Safety is a global concept that encompasses efficiency, security of care, reactivity of caregivers, and satisfaction of patients and relatives. Patient safety has emerged as a major target for healthcare improvement. Quality assurance is a complex task, and patients in the intensive care unit (ICU) are more likely than other hospitalized patients to experience medical errors, due to the complexity of their conditions, need for urgent interventions, and considerable workload fluctuation. Medication errors are the most common medical errors and can induce adverse events. Two approaches are available for evaluating and improving quality-of-care: the room-for-improvement model, in which problems are identified, plans are made to resolve them, and the results of the plans are measured; and the monitoring model, in which quality indicators are defined as relevant to potential problems and then monitored periodically. Indicators that reflect structures, processes, or outcomes have been developed by medical societies.
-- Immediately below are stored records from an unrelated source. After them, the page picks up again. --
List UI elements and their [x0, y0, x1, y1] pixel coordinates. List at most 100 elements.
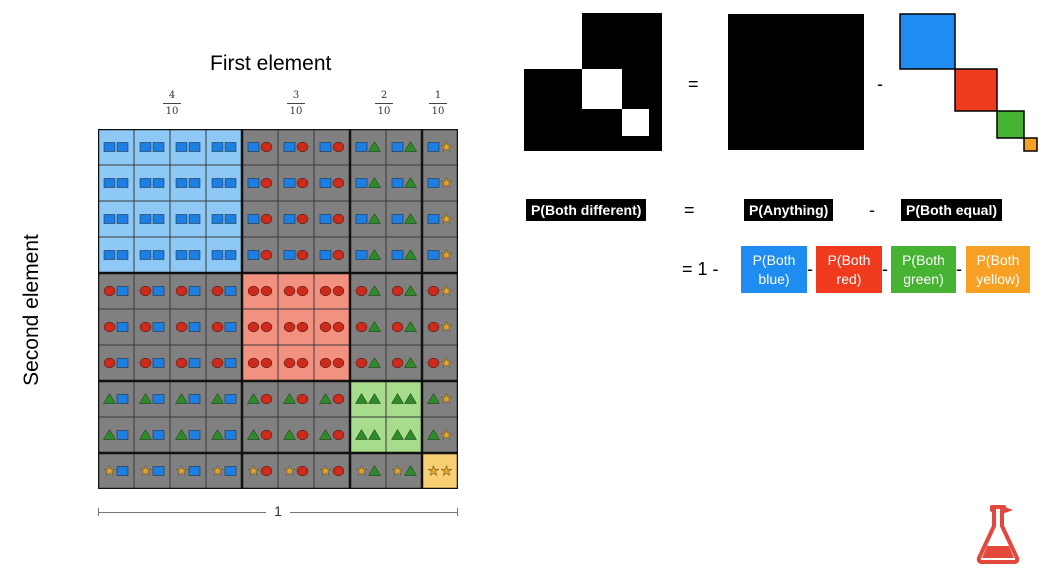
grid-cell	[277, 129, 315, 166]
circle-icon	[427, 321, 440, 333]
total-length-axis: 1	[98, 503, 458, 519]
triangle-icon	[283, 429, 296, 440]
grid-cell	[241, 200, 279, 238]
square-icon	[211, 250, 224, 260]
square-icon	[139, 142, 152, 152]
triangle-icon	[283, 393, 296, 404]
square-icon	[283, 142, 296, 152]
grid-cell	[205, 344, 243, 382]
grid-cell	[421, 129, 458, 166]
circle-icon	[103, 321, 116, 333]
fraction-numerator: 3	[292, 90, 300, 101]
square-icon	[391, 250, 404, 260]
grid-cell	[385, 416, 423, 454]
star-icon	[440, 320, 453, 333]
circle-icon	[139, 285, 152, 297]
star-icon	[283, 464, 296, 477]
circle-icon	[332, 429, 345, 441]
grid-cell	[421, 236, 458, 274]
triangle-icon	[175, 393, 188, 404]
square-icon	[116, 358, 129, 368]
triangle-icon	[368, 429, 381, 440]
grid-cell	[385, 344, 423, 382]
flask-icon	[976, 505, 1020, 564]
circle-icon	[319, 285, 332, 297]
triangle-icon	[368, 177, 381, 188]
square-icon	[152, 250, 165, 260]
circle-icon	[283, 285, 296, 297]
star-icon	[175, 464, 188, 477]
x-axis-title: First element	[210, 52, 332, 75]
grid-cell	[385, 236, 423, 274]
triangle-icon	[427, 429, 440, 440]
grid-cell	[277, 308, 315, 346]
p-both-green-line1: P(Both	[902, 251, 945, 268]
circle-icon	[355, 285, 368, 297]
triangle-icon	[368, 141, 381, 152]
circle-icon	[175, 321, 188, 333]
grid-cell	[205, 200, 243, 238]
circle-icon	[296, 393, 309, 405]
grid-cell	[241, 129, 279, 166]
star-icon	[440, 284, 453, 297]
fraction-red: 3 10	[281, 90, 311, 117]
square-icon	[116, 466, 129, 476]
circle-icon	[139, 357, 152, 369]
grid-cell	[241, 344, 279, 382]
grid-cell	[277, 164, 315, 202]
fraction-yellow: 1 10	[423, 90, 453, 117]
grid-cell	[241, 164, 279, 202]
grid-cell	[385, 308, 423, 346]
square-icon	[224, 466, 237, 476]
square-icon	[188, 142, 201, 152]
grid-cell	[349, 308, 387, 346]
grid-cell	[313, 344, 351, 382]
grid-cell	[349, 416, 387, 454]
square-icon	[224, 178, 237, 188]
circle-icon	[260, 429, 273, 441]
square-icon	[152, 178, 165, 188]
circle-icon	[260, 321, 273, 333]
square-icon	[116, 142, 129, 152]
triangle-icon	[368, 357, 381, 368]
square-icon	[224, 214, 237, 224]
circle-icon	[355, 357, 368, 369]
circle-icon	[296, 249, 309, 261]
grid-cell	[133, 164, 171, 202]
y-axis-title: Second element	[20, 234, 43, 386]
square-icon	[116, 286, 129, 296]
star-icon	[427, 464, 440, 477]
fraction-numerator: 2	[380, 90, 388, 101]
grid-cell	[98, 129, 135, 166]
triangle-icon	[103, 429, 116, 440]
square-icon	[116, 430, 129, 440]
grid-cell	[313, 272, 351, 310]
grid-cell	[133, 452, 171, 489]
p-anything-label: P(Anything)	[744, 199, 834, 221]
square-icon	[116, 178, 129, 188]
grid-cell	[385, 164, 423, 202]
triangle-icon	[391, 393, 404, 404]
square-icon	[427, 142, 440, 152]
circle-icon	[260, 249, 273, 261]
circle-icon	[391, 321, 404, 333]
star-icon	[391, 464, 404, 477]
grid-cell	[313, 200, 351, 238]
square-icon	[152, 286, 165, 296]
circle-icon	[296, 465, 309, 477]
square-icon	[319, 178, 332, 188]
grid-cell	[421, 200, 458, 238]
triangle-icon	[211, 393, 224, 404]
grid-cell	[205, 416, 243, 454]
square-icon	[152, 142, 165, 152]
equals-sign: =	[684, 200, 695, 220]
p-both-red-box: P(Both red)	[816, 246, 882, 293]
triangle-icon	[368, 393, 381, 404]
triangle-icon	[211, 429, 224, 440]
grid-cell	[133, 272, 171, 310]
square-icon	[152, 466, 165, 476]
anything-square	[728, 14, 864, 150]
star-icon	[247, 464, 260, 477]
grid-cell	[349, 164, 387, 202]
square-icon	[355, 250, 368, 260]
Surveillance of these indicators is organized at the hospital or national level. Using a combination of methods improves the results. Errors are caused by combinations of human factors and system factors, and information must be obtained on how people make errors in the ICU environment. Preventive strategies are more likely to be effective if they rely on a system-based approach, in which organizational flaws are remedied, rather than a human-based approach of encouraging people not to make errors. The development of a safety culture in the ICU is crucial to effective prevention and should occur before the evaluation of safety programs, which are more likely to be effective when they involve bundles of measures.